In this exercise, the system was:
1) \(2x + 5y = -14\)
2) \(y = -2x + 2\)
We substituted \(y = -2x + 2\) into the first equation.
That gave a single equation with one variable, which we solved for x.
Then we substituted the value of x back in to find y.
This method is powerful because it transforms a problem with two variables into a simple problem with one.

Algebra is a branch of mathematics dealing with symbols and the rules for manipulating those symbols.
In solving systems of linear equations using substitution, you need to be comfortable with basic algebraic operations.
These include:

• Substitution: Replacing one variable with an expression involving another variable.
• Simplification: Combining like terms and using distribution to make the equation simpler.
• Isolating variables: Using addition, subtraction, multiplication, and division to get the variable by itself on one side of the equation.

For instance, in the given problem:

• We substituted \(y = -2x + 2\) into \(2x + 5y = -14\), yielding:\[2x + 5(-2x + 2) = -14\]
• We then simplified step by step using distribution and combining like terms:
• \(2x + 5(-2x) + 5(2) = -14\)
• \(2x - 10x + 10 = -14\)
• \(-8x + 10 = -14\)
• Lastly, we isolated x by subtracting 10 from both sides and then dividing by -8:
  \(-8x = -24\)
• \(x = 3\)

Algebraic skills make it possible to translate real-world problems into mathematical problems and solve them logically.

A system of linear equations consists of two or more linear equations with the same variables.
The solution to the system is the point, or points, where the equations intersect.
This means finding the values for the variables that satisfy all equations simultaneously.

Here’s a quick overview:

• Graphically, each equation represents a straight line on a coordinate plane.
• The solution is the point where these lines intersect.
  In algebraic terms, this solution is represented as an ordered pair \((x, y)\).
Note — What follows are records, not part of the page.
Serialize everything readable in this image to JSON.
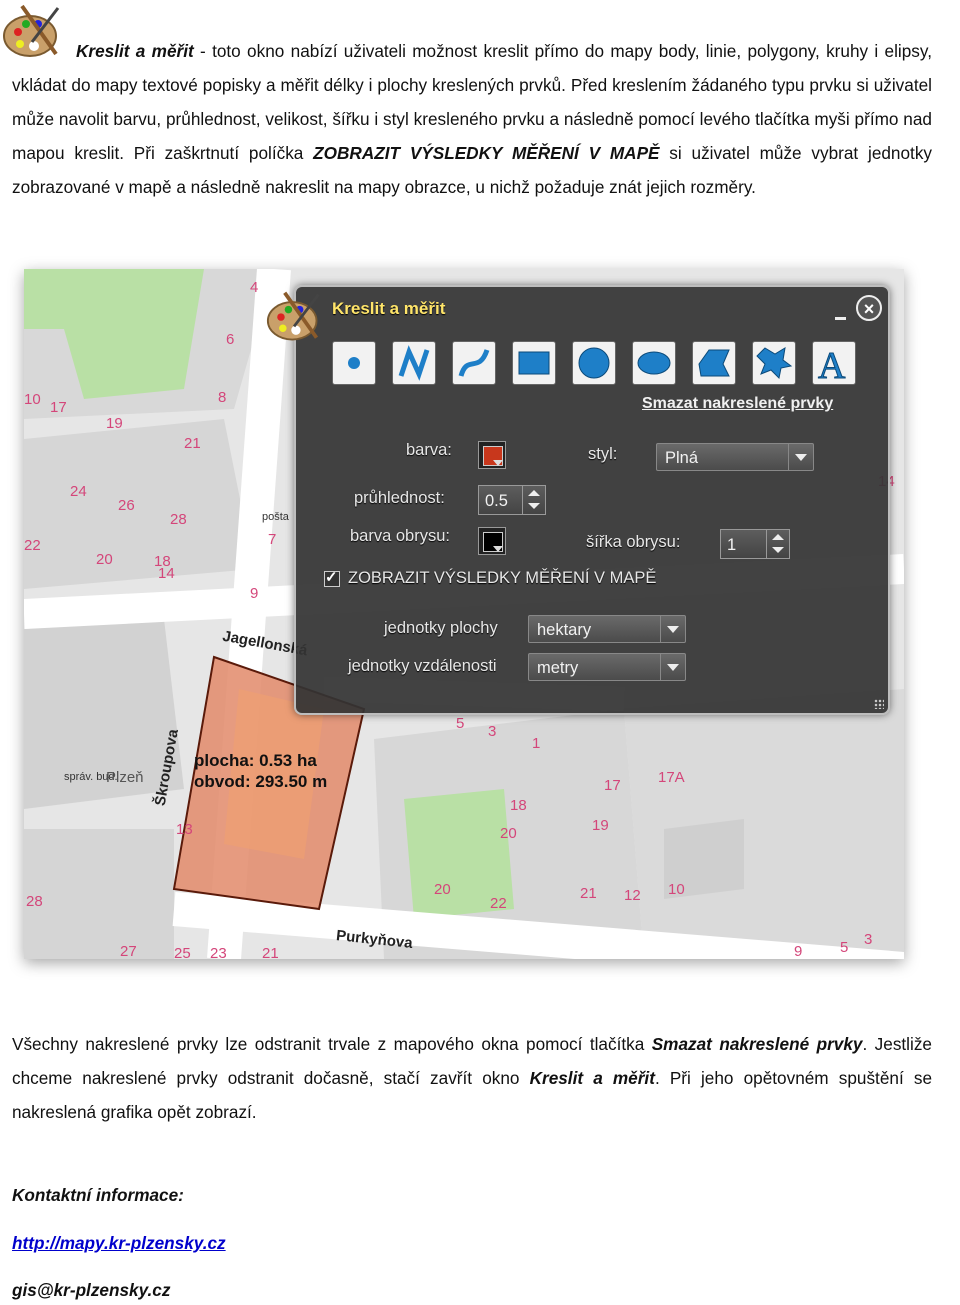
{
  "intro": {
    "title": "Kreslit a měřit",
    "part1": " - toto okno nabízí uživateli možnost kreslit přímo do mapy body, linie, polygony, kruhy i elipsy, vkládat do mapy textové popisky a měřit délky i plochy kreslených prvků. Před kreslením žádaného typu prvku si uživatel může navolit barvu, průhlednost, velikost, šířku i styl kresleného prvku a následně pomocí levého tlačítka myši přímo nad mapou kreslit. Při zaškrtnutí políčka ",
    "emph": "ZOBRAZIT VÝSLEDKY MĚŘENÍ V MAPĚ",
    "part2": " si uživatel může vybrat jednotky zobrazované v mapě a následně nakreslit na mapy obrazce, u nichž požaduje znát jejich rozměry."
  },
  "dialog": {
    "title": "Kreslit a měřit",
    "tools": [
      "point-tool-icon",
      "line-tool-icon",
      "curve-tool-icon",
      "rectangle-tool-icon",
      "circle-tool-icon",
      "ellipse-tool-icon",
      "polygon-tool-icon",
      "freehand-tool-icon",
      "text-tool-icon"
    ],
    "text_tool_glyph": "A",
    "clear_label": "Smazat nakreslené prvky",
    "color_label": "barva:",
    "color_value": "#c8371c",
    "style_label": "styl:",
    "style_value": "Plná",
    "opacity_label": "průhlednost:",
    "opacity_value": "0.5",
    "outline_color_label": "barva obrysu:",
    "outline_color_value": "#000000",
    "outline_width_label": "šířka obrysu:",
    "outline_width_value": "1",
    "show_results_label": "ZOBRAZIT VÝSLEDKY MĚŘENÍ V MAPĚ",
    "area_units_label": "jednotky plochy",
    "area_units_value": "hektary",
    "distance_units_label": "jednotky vzdálenosti",
    "distance_units_value": "metry"
  },
  "map": {
    "area_text": "plocha: 0.53 ha",
    "perimeter_text": "obvod: 293.50 m",
    "streets": [
      "Jagellonská",
      "Škroupova",
      "Purkyňova"
    ],
    "misc": [
      "pošta",
      "správ. bud.",
      "Plzeň"
    ],
    "numbers": [
      "4",
      "6",
      "8",
      "10",
      "17",
      "19",
      "21",
      "24",
      "26",
      "28",
      "22",
      "20",
      "18",
      "14",
      "7",
      "9",
      "5",
      "3",
      "1",
      "18",
      "20",
      "22",
      "20",
      "17",
      "19",
      "17A",
      "21",
      "12",
      "10",
      "13",
      "28",
      "27",
      "25",
      "23",
      "21",
      "9",
      "5",
      "3",
      "14"
    ]
  },
  "outro": {
    "part1": "Všechny nakreslené prvky lze odstranit trvale z mapového okna pomocí tlačítka ",
    "btn": "Smazat nakreslené prvky",
    "part2": ". Jestliže chceme nakreslené prvky odstranit dočasně, stačí zavřít okno ",
    "window": "Kreslit a měřit",
    "part3": ". Při jeho opětovném spuštění se nakreslená grafika opět zobrazí."
  },
  "contact": {
    "heading": "Kontaktní informace:",
    "web": "http://mapy.kr-plzensky.cz",
    "email": "gis@kr-plzensky.cz"
  }
}
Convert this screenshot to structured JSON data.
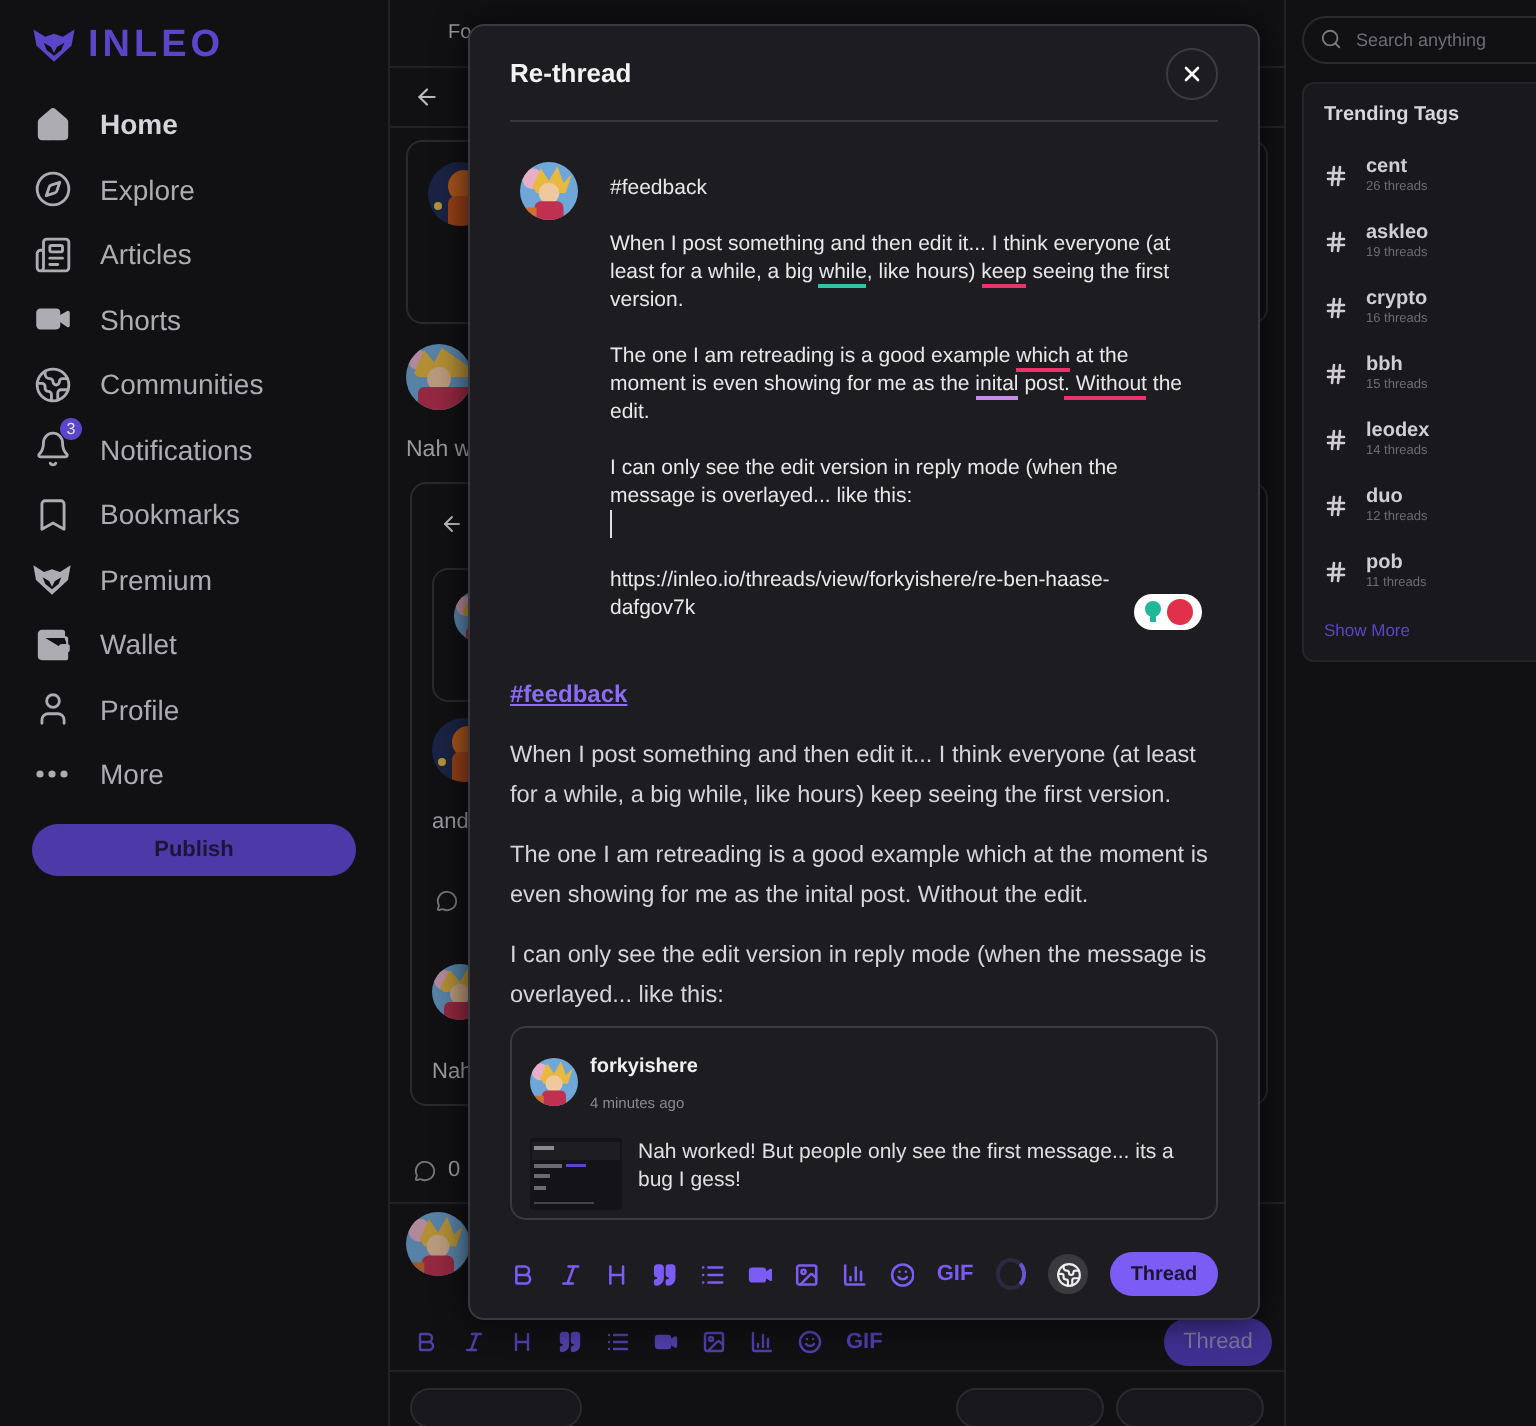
{
  "brand": {
    "name": "INLEO"
  },
  "nav": [
    {
      "label": "Home",
      "selected": true
    },
    {
      "label": "Explore",
      "selected": false
    },
    {
      "label": "Articles",
      "selected": false
    },
    {
      "label": "Shorts",
      "selected": false
    },
    {
      "label": "Communities",
      "selected": false
    },
    {
      "label": "Notifications",
      "selected": false,
      "badge": "3"
    },
    {
      "label": "Bookmarks",
      "selected": false
    },
    {
      "label": "Premium",
      "selected": false
    },
    {
      "label": "Wallet",
      "selected": false
    },
    {
      "label": "Profile",
      "selected": false
    },
    {
      "label": "More",
      "selected": false
    }
  ],
  "publish_button": "Publish",
  "feed": {
    "tab": "Fo",
    "text_fragments": [
      "Nah w",
      "and",
      "Nah"
    ],
    "comment_count": "0",
    "toolbar": {
      "gif": "GIF",
      "submit": "Thread"
    }
  },
  "dialog": {
    "title": "Re-thread",
    "editor": {
      "paragraphs": [
        [
          {
            "text": "#feedback"
          }
        ],
        [
          {
            "text": "When I post something and then edit it... I think everyone (at least for a while, a big "
          },
          {
            "text": "while",
            "color": "#2ec4a6"
          },
          {
            "text": ", like hours) "
          },
          {
            "text": "keep",
            "color": "#e8336b"
          },
          {
            "text": " seeing the first version."
          }
        ],
        [
          {
            "text": "The one I am retreading is a good example "
          },
          {
            "text": "which",
            "color": "#e8336b"
          },
          {
            "text": " at the moment is even showing for me as the "
          },
          {
            "text": "inital",
            "color": "#c98be8"
          },
          {
            "text": " post"
          },
          {
            "text": ". Without",
            "color": "#e8336b"
          },
          {
            "text": " the edit."
          }
        ],
        [
          {
            "text": "I can only see the edit version in reply mode (when the message is overlayed... like this:"
          }
        ]
      ],
      "cursor": true,
      "link": "https://inleo.io/threads/view/forkyishere/re-ben-haase-dafgov7k"
    },
    "preview": {
      "hashtag": "#feedback",
      "paragraphs": [
        "When I post something and then edit it... I think everyone (at least for a while, a big while, like hours) keep seeing the first version.",
        "The one I am retreading is a good example which at the moment is even showing for me as the inital post. Without the edit.",
        "I can only see the edit version in reply mode (when the message is overlayed... like this:"
      ],
      "quote": {
        "author": "forkyishere",
        "time": "4 minutes ago",
        "text": "Nah worked! But people only see the first message... its a bug I gess!"
      }
    },
    "toolbar": {
      "gif": "GIF",
      "submit": "Thread"
    }
  },
  "search": {
    "placeholder": "Search anything"
  },
  "trending": {
    "title": "Trending Tags",
    "tags": [
      {
        "name": "cent",
        "count": "26 threads"
      },
      {
        "name": "askleo",
        "count": "19 threads"
      },
      {
        "name": "crypto",
        "count": "16 threads"
      },
      {
        "name": "bbh",
        "count": "15 threads"
      },
      {
        "name": "leodex",
        "count": "14 threads"
      },
      {
        "name": "duo",
        "count": "12 threads"
      },
      {
        "name": "pob",
        "count": "11 threads"
      }
    ],
    "show_more": "Show More"
  }
}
For example, consider our system:
1) \(2x + 5y = -14\)
2) \(y = -2x + 2\)
We solved it by substitution, finding that the lines intersect at \((x, y) = (3, -4)\).
This point is where both equations are true.

Systems of linear equations are fundamental in many areas, such as physics, engineering, and economics.
They allow us to find unknown values and understand the relationships between different quantities effectively.